There was a blown fuse on the board, so I'd imagine when that blew, it
must have taken 2 of the bulbs with it. Good thing it didn't take all
3, since it clearly would never have occurred to me to try new bulbs!

Thanks.

JSH, feeling rather dim.



More likely one lamp blew and that knocked out the dimmer. As for the
other lamp, maybe it has been out and you did not notice.


"Julie" wrote


I have a lamp I am trying to fix.

It's a 3-pendant floor lamp, and it came with a slider (dimmer) box
between the plug and the light. I heard a "pop" the other day, and
the lights went out. Today I opened up the box, and there was a
circuit board inside. On the board is a slider/resister, a few
other componenets, and (I think) a transformer attached to a heat
sink.

The pendants take 120V bulbs, so I expected I could take out the
dimmer board - cap the wires together (2 #14s), and revert to a
normal lamp. So I did that, and ...

only one of the three pendants lights up. Eh?
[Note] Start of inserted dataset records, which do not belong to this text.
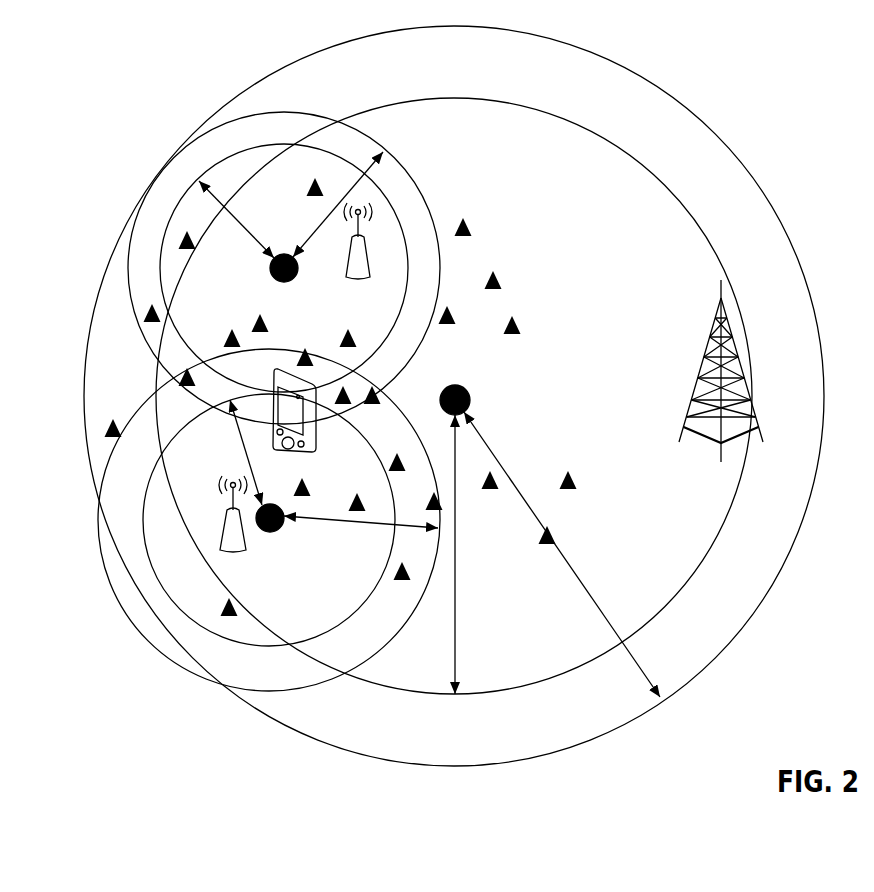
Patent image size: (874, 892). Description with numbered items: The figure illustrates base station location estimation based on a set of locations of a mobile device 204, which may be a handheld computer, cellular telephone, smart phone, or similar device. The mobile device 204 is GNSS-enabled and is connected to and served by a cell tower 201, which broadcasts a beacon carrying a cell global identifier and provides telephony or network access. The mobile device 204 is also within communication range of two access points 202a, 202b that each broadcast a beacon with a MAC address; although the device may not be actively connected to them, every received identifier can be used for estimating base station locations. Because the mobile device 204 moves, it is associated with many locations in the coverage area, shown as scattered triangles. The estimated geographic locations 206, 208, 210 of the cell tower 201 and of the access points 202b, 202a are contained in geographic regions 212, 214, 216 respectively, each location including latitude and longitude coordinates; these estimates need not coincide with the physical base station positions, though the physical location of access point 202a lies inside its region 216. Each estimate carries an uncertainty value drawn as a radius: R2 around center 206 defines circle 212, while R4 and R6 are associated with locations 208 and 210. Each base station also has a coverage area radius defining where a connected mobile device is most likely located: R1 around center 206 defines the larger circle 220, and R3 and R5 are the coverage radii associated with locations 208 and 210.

The cell tower 201 is at (703, 440).
The access point 202a is at (246, 552).
The access point 202b is at (346, 278).
The mobile device 204 is at (318, 447).
The estimated geographic location 206 is at (468, 408).
The estimated geographic location 208 is at (274, 277).
The estimated geographic location 210 is at (283, 523).
The geographic region 212 is at (683, 588).
The geographic region 214 is at (397, 337).
The geographic region 216 is at (381, 590).
The circle 220 is at (810, 500).
The coverage area radius R1 is at (580, 587).
The uncertainty radius R2 is at (457, 515).
The coverage area radius R3 is at (407, 175).
The uncertainty radius R4 is at (258, 232).
The coverage area radius R5 is at (350, 521).
The uncertainty radius R6 is at (240, 441).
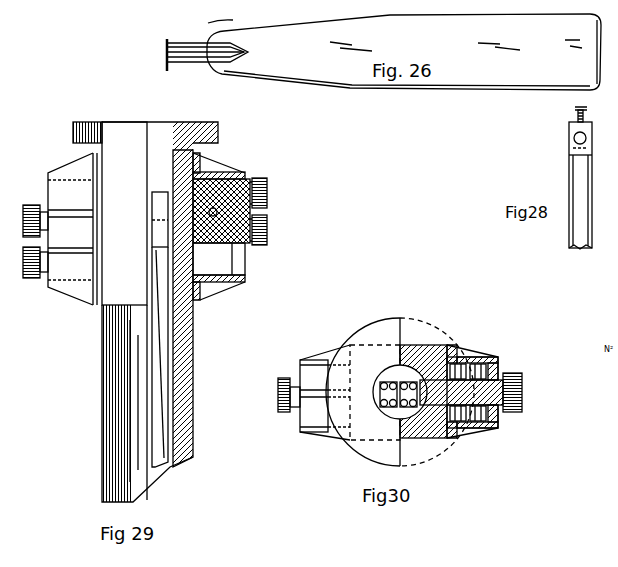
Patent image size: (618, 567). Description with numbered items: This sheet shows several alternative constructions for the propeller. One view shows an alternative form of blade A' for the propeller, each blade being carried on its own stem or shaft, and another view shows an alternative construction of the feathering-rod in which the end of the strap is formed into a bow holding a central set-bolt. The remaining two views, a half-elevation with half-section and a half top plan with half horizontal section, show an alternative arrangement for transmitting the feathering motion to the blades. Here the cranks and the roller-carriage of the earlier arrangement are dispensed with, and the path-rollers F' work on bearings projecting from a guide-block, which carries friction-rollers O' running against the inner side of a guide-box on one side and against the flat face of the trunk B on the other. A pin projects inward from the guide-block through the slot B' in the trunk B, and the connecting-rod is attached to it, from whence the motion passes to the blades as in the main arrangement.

In FIG. 26, the blade A' is at (404, 52).
In FIG. 29, the trunk B is at (152, 312).
In FIG. 30, the trunk B is at (412, 392).
In FIG. 29, the slot B' is at (160, 329).
In FIG. 29, the friction-rollers O' is at (232, 226).
In FIG. 30, the friction-rollers O' is at (470, 403).
In FIG. 29, the path-rollers F' is at (150, 231).
In FIG. 30, the path-rollers F' is at (410, 401).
Trying to remember assembling the lamp - I'm pretty sure it was
wired straight through - ie, no switches or junctions inside the
fixture, at least that were accessible to me.

Any ideas?

JSH




Yep, the olde "Tungsten arc" which sometimes lasted long enough to take
out a 15 amp fuse before panel breakers became popular, and most every
house used screw base glass fuses.

I installed "touch dimmers" in all our metal bodied table lamps, 'cause
I find it a lot easier to operate them that way than fumbling around for
a switch.

Lost a couple of dimmers when the blbs blew and the tungsten arc current
surge fried them. Went back to the drawing board, looked up the "I
squared t" rating of the triacs in the dimmers and found that a 2 amp
3AG quick blow fuse had a lower rating and would open before the triac
fried.

I stuck fuseholders and 2 amp fuses in all the lamps. Since then I've
had to change a couple of fuses when bulbs blew , but it's a lot easier
and cheaper than replacing the dimmers.

Jeff

--
Jeffry Wisnia

(W1BSV + Brass Rat '57 EE)

"Truth exists; only falsehood has to be invented."